Now, obviously, if you’re outsourcing the processing of these transactions, that’s one thing; but you’re not outsourcing the risk. So the CFO of the larger organisation needs to understand that those risks are being properly managed. One area where we’ve enhanced our product, and this applies whether or not you’re in a shared service environment, is in the account certification process. Now, if I take a step back … reconciliation is a critical financial control, essentially assuring that what you expect to happen actually does happen. And it’s a fundamental tenet of financial operations that you will be performing some form of reconciliation.
If you look at various SOX declarations and you do an analysis of the reasons why organisations will cite a material weakness in their internal control procedures, you’ll probably find that somewhere in the region of 20% of them will cite a failing of some sort around the reconciliation process. Either it’s not being performed in a timely fashion, it’s not being performed with enough accuracy, or the review and approval processes aren’t tight enough. So, there is insufficient visibility that those processes are being carried out, through the organisation up to senior management level.
Our account certification solutions allow for a managed review and approval process so that the people performing the reconciliation can submit the reconciliation and associated proof information, assuring that all the transactions line up, and making sure that any additional evidence that needs to be submitted for that period’s reports, is fed into a managed review and approval process. And this can be circulated through the various hierarchies of the organisation to get that full visibility of the control being applied, and also to get the full traceability that the control was reviewed. So that when the CFO comes to talk to the shareholders and says, "Yes, our financial controls are good, they’re in line with best practice … yes, we don’t believe we’ve got any material weaknesses," he or she can draw upon this evidence from the account certification process.
So in the design of that solution, we made it easy for organisations to deploy this in a distributed manner. We use thin client web browser-based technology … so for organisations that have deployed a shared service centre, for example, in a different region, the reconciliation team can work on the day-to-day reconciliation and processing, but when they submit the reconciliation for review and approval, it gets routed via e-mail alerts through to managers in the client organisation, who can review that information online. They can see all the relevant information provided by the reconciler right there, and they’re not dealing with e-mails going back and forth, to a shared service centre. They can immediately interact with the data, they can see the electronic dossier that the reconciliation team have prepared … it’s got full traceability, full visibility. And, again, when we’re looking at audit activities further down the line, the audit team can clearly see that all these controls were carried out in line with best practice. So this leads to a reduction in the audit costs, as well.

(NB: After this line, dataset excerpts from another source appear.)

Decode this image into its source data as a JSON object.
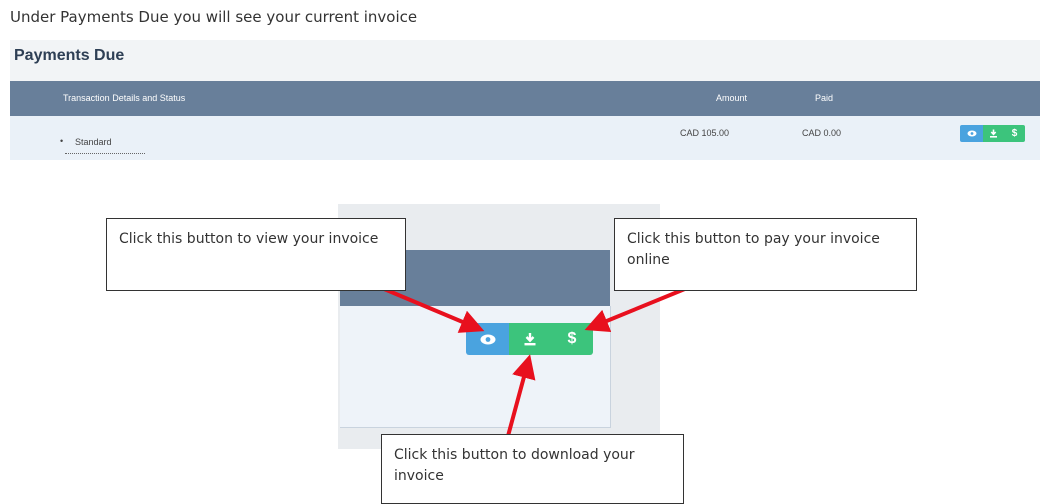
{
  "intro_text": "Under Payments Due you will see your current invoice",
  "panel": {
    "title": "Payments Due",
    "columns": [
      "Transaction Details and Status",
      "Amount",
      "Paid"
    ],
    "row": {
      "item": "Standard",
      "amount": "CAD 105.00",
      "paid": "CAD 0.00"
    }
  },
  "buttons": {
    "view": {
      "icon": "eye-icon",
      "color": "#4aa3df"
    },
    "download": {
      "icon": "download-icon",
      "color": "#3cc47c"
    },
    "pay": {
      "icon": "dollar-icon",
      "label": "$",
      "color": "#3cc47c"
    }
  },
  "callouts": {
    "view": "Click this button to view your invoice",
    "pay": "Click this button to pay your invoice online",
    "download": "Click this button to download your invoice"
  },
  "colors": {
    "header": "#687f9a",
    "row_bg": "#eaf1f8",
    "arrow": "#e8101e"
  }
}
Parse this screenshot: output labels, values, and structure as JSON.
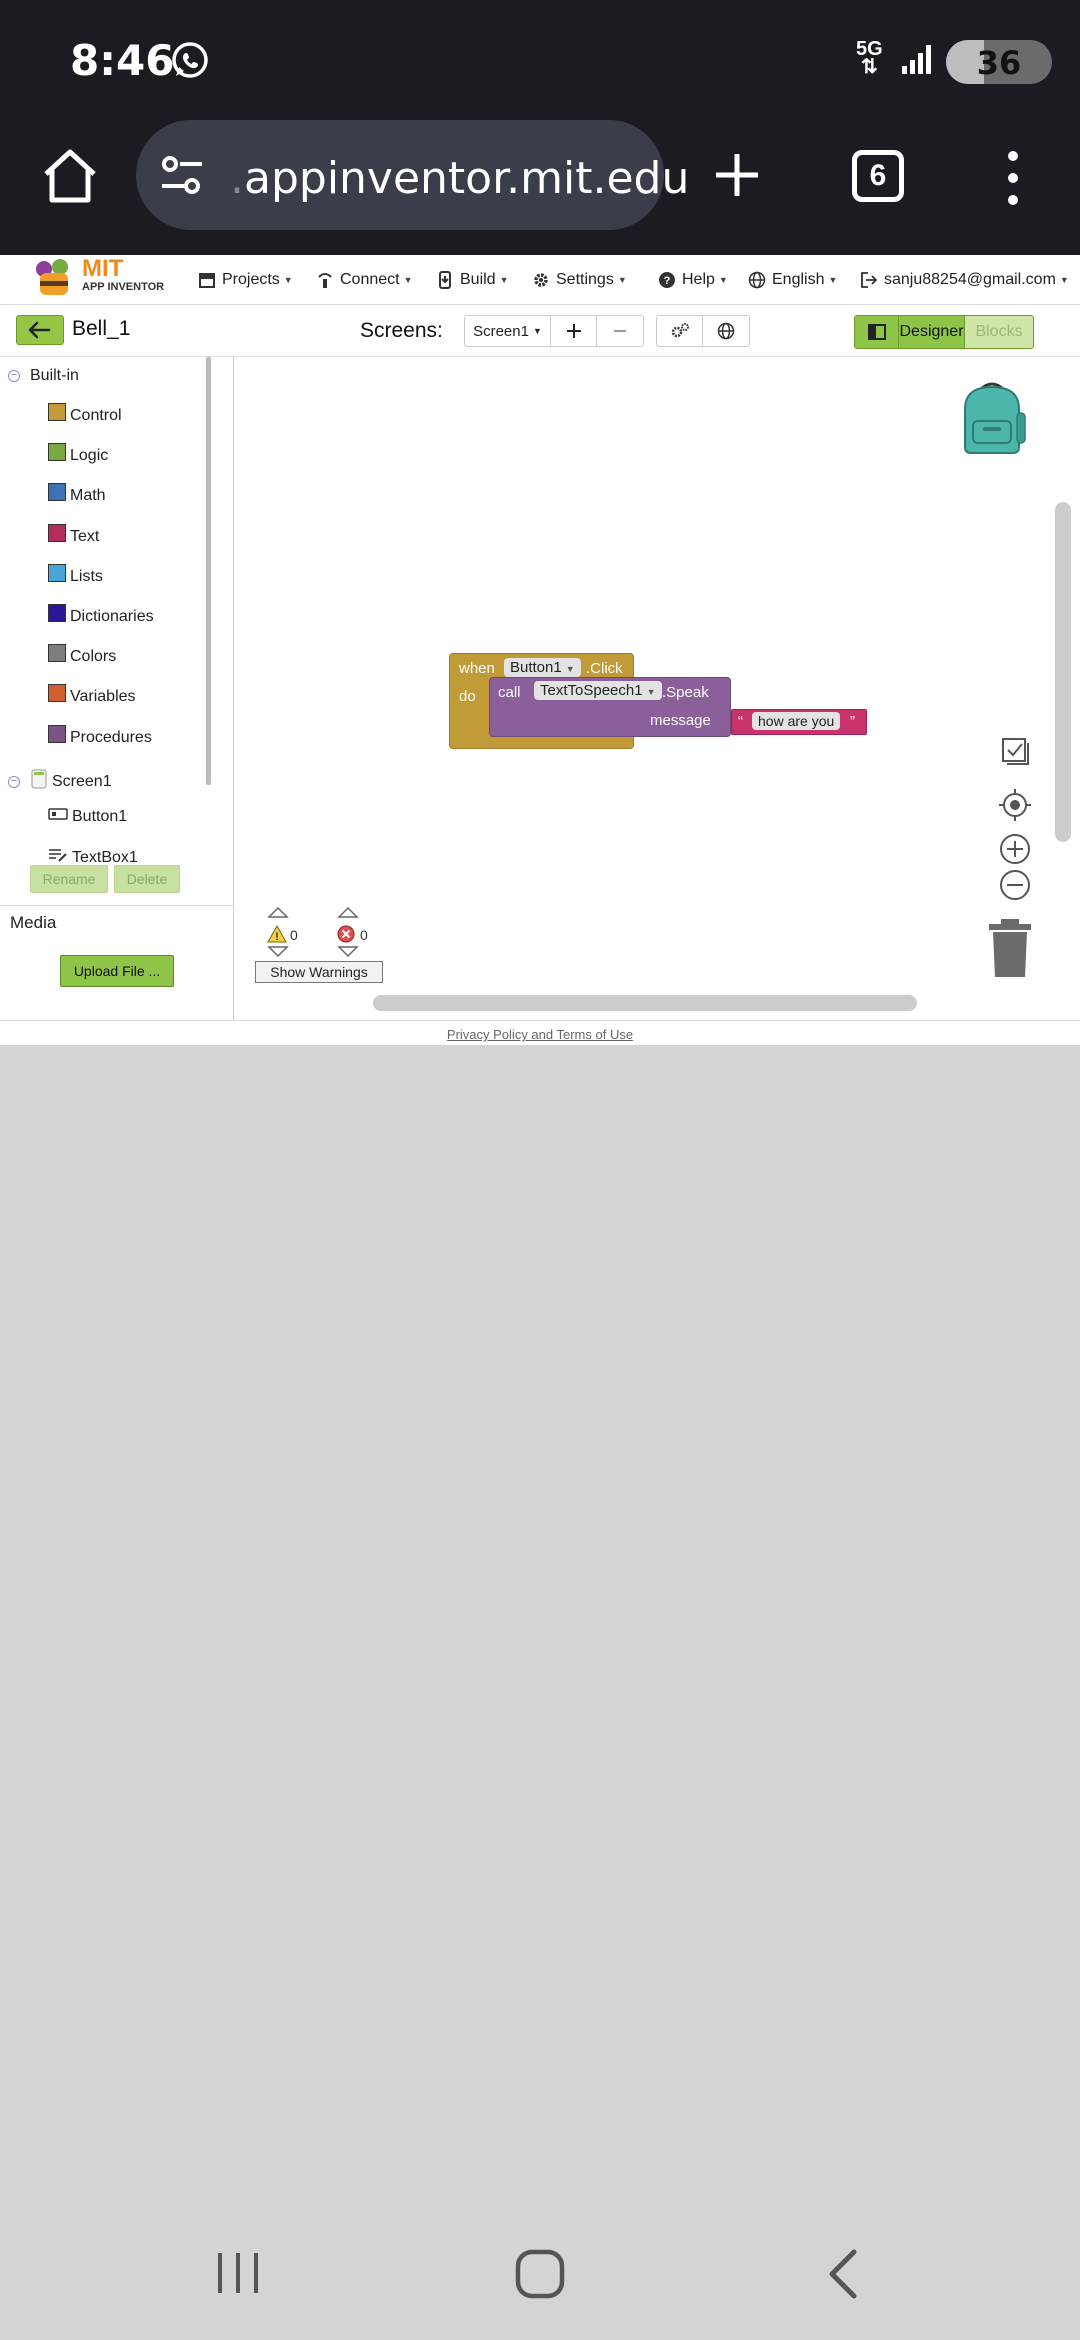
{
  "status_bar": {
    "time": "8:46",
    "network": "5G",
    "battery": "36",
    "battery_level": 0.36
  },
  "browser": {
    "url_prefix": ".",
    "url": "appinventor.mit.edu",
    "tab_count": "6"
  },
  "logo": {
    "title": "MIT",
    "subtitle": "APP INVENTOR"
  },
  "topnav": {
    "projects": "Projects",
    "connect": "Connect",
    "build": "Build",
    "settings": "Settings",
    "help": "Help",
    "language": "English",
    "account": "sanju88254@gmail.com"
  },
  "toolbar": {
    "project_name": "Bell_1",
    "screens_label": "Screens:",
    "screen_select": "Screen1",
    "designer": "Designer",
    "blocks": "Blocks"
  },
  "sidebar": {
    "builtin_label": "Built-in",
    "builtin": [
      {
        "label": "Control",
        "color": "#c09b38"
      },
      {
        "label": "Logic",
        "color": "#77ab41"
      },
      {
        "label": "Math",
        "color": "#3f71b5"
      },
      {
        "label": "Text",
        "color": "#b32d5e"
      },
      {
        "label": "Lists",
        "color": "#49a6d4"
      },
      {
        "label": "Dictionaries",
        "color": "#2d1799"
      },
      {
        "label": "Colors",
        "color": "#7d7d7d"
      },
      {
        "label": "Variables",
        "color": "#d05f2d"
      },
      {
        "label": "Procedures",
        "color": "#7c5385"
      }
    ],
    "screen_label": "Screen1",
    "components": [
      "Button1",
      "TextBox1"
    ],
    "rename": "Rename",
    "delete": "Delete",
    "media_label": "Media",
    "upload": "Upload File ..."
  },
  "blocks": {
    "event": {
      "when": "when",
      "component": "Button1",
      "event": ".Click",
      "do": "do"
    },
    "call": {
      "call": "call",
      "component": "TextToSpeech1",
      "method": ".Speak",
      "param": "message"
    },
    "text": {
      "open_quote": "“",
      "value": "how are you",
      "close_quote": "”"
    }
  },
  "warnings": {
    "warning_count": "0",
    "error_count": "0",
    "show_warnings": "Show Warnings"
  },
  "footer": {
    "privacy": "Privacy Policy and Terms of Use"
  }
}
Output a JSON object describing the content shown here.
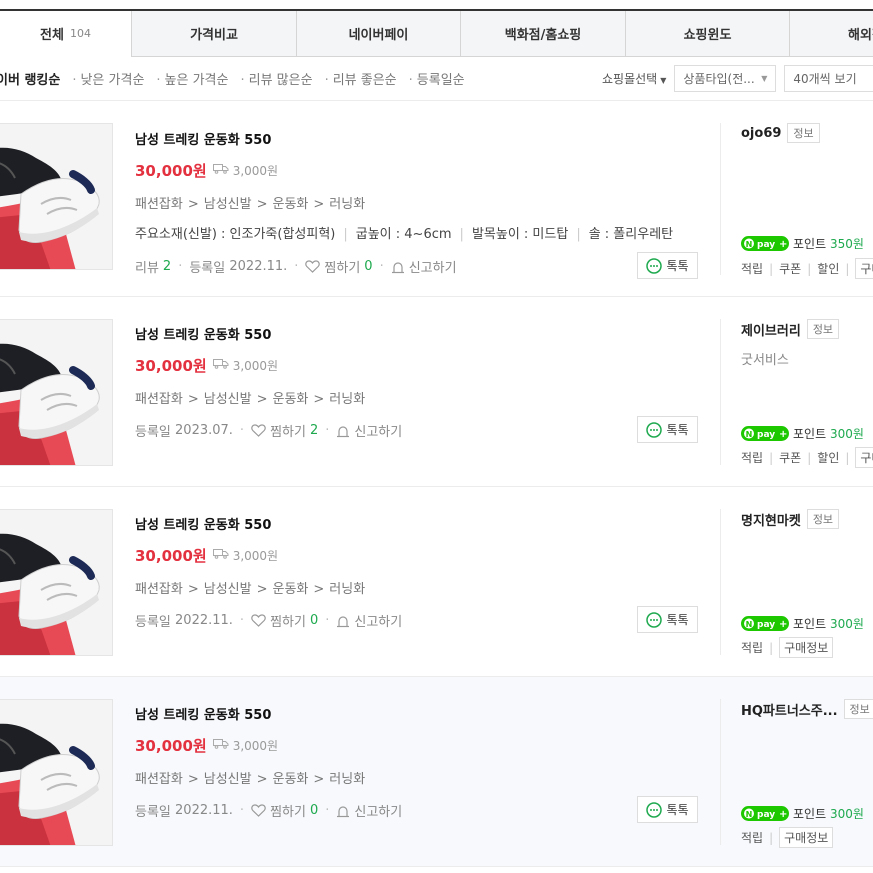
{
  "tabs": [
    {
      "label": "전체",
      "count": "104",
      "active": true
    },
    {
      "label": "가격비교"
    },
    {
      "label": "네이버페이"
    },
    {
      "label": "백화점/홈쇼핑"
    },
    {
      "label": "쇼핑윈도"
    },
    {
      "label": "해외직"
    }
  ],
  "sort": {
    "items": [
      "네이버 랭킹순",
      "낮은 가격순",
      "높은 가격순",
      "리뷰 많은순",
      "리뷰 좋은순",
      "등록일순"
    ],
    "visible_first": "이버 랭킹순"
  },
  "filters": {
    "mall_select": "쇼핑몰선택",
    "product_type": "상품타입(전...",
    "page_size": "40개씩 보기"
  },
  "labels": {
    "review": "리뷰",
    "registered": "등록일",
    "wish": "찜하기",
    "report": "신고하기",
    "talk": "톡톡",
    "info": "정보",
    "point": "포인트",
    "accrue": "적립",
    "coupon": "쿠폰",
    "discount": "할인",
    "purchase_info": "구매정보",
    "purchase_trunc": "구매",
    "npay_logo": "pay"
  },
  "products": [
    {
      "title": "남성 트레킹 운동화 550",
      "price": "30,000원",
      "shipping": "3,000원",
      "category": [
        "패션잡화",
        "남성신발",
        "운동화",
        "러닝화"
      ],
      "specs": [
        "주요소재(신발) : 인조가죽(합성피혁)",
        "굽높이 : 4~6cm",
        "발목높이 : 미드탑",
        "솔 : 폴리우레탄"
      ],
      "review_count": "2",
      "reg_date": "2022.11.",
      "wish_count": "0",
      "seller": "ojo69",
      "seller_sub": "",
      "points": "350원"
    },
    {
      "title": "남성 트레킹 운동화 550",
      "price": "30,000원",
      "shipping": "3,000원",
      "category": [
        "패션잡화",
        "남성신발",
        "운동화",
        "러닝화"
      ],
      "reg_date": "2023.07.",
      "wish_count": "2",
      "seller": "제이브러리",
      "seller_sub": "굿서비스",
      "points": "300원"
    },
    {
      "title": "남성 트레킹 운동화 550",
      "price": "30,000원",
      "shipping": "3,000원",
      "category": [
        "패션잡화",
        "남성신발",
        "운동화",
        "러닝화"
      ],
      "reg_date": "2022.11.",
      "wish_count": "0",
      "seller": "명지현마켓",
      "seller_sub": "",
      "points": "300원"
    },
    {
      "title": "남성 트레킹 운동화 550",
      "price": "30,000원",
      "shipping": "3,000원",
      "category": [
        "패션잡화",
        "남성신발",
        "운동화",
        "러닝화"
      ],
      "reg_date": "2022.11.",
      "wish_count": "0",
      "seller": "HQ파트너스주...",
      "seller_sub": "",
      "points": "300원"
    }
  ]
}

The goal behind the thin clients and lightweight deployment is that you have a server-based infrastructure and you access those functions through a web browser, wherever you are, without the need to install anything. The upshot of that is, obviously, that you are connecting the business, better serving a disparate areas of the organisation, including offshore centres. It also means that reduce the overall cost of ownership, by removing expensive local workstation installations..
If you’ve got a distributed organisation, you want to optimise the way in which you interact with them. And by delivering these solutions, using up to date technology, you’re able to ensure that everyone from managers to CFO has access to the information, and promoting self-sufficiency and delivering better service.
BH: Changing tack for a moment, I’d like to ask you about data. A lot of people I speak to talk about data integrity being a concern. How is Fiserv approaching this challenge on the part of the client?
AM: I think when we talk about data integrity, there are issues which might revolve around the security of data, or accuracy and completeness of the data, but your fundamental goal is, generally, not to talk about the integrity of the data, but the integrity of the entire financial process. The data is a manifestation of that; it’s an underlying technical detail, in a way. You need to ensure transactional integrity from the moment the transaction’s initiated through to the point where the transaction is fully resolved.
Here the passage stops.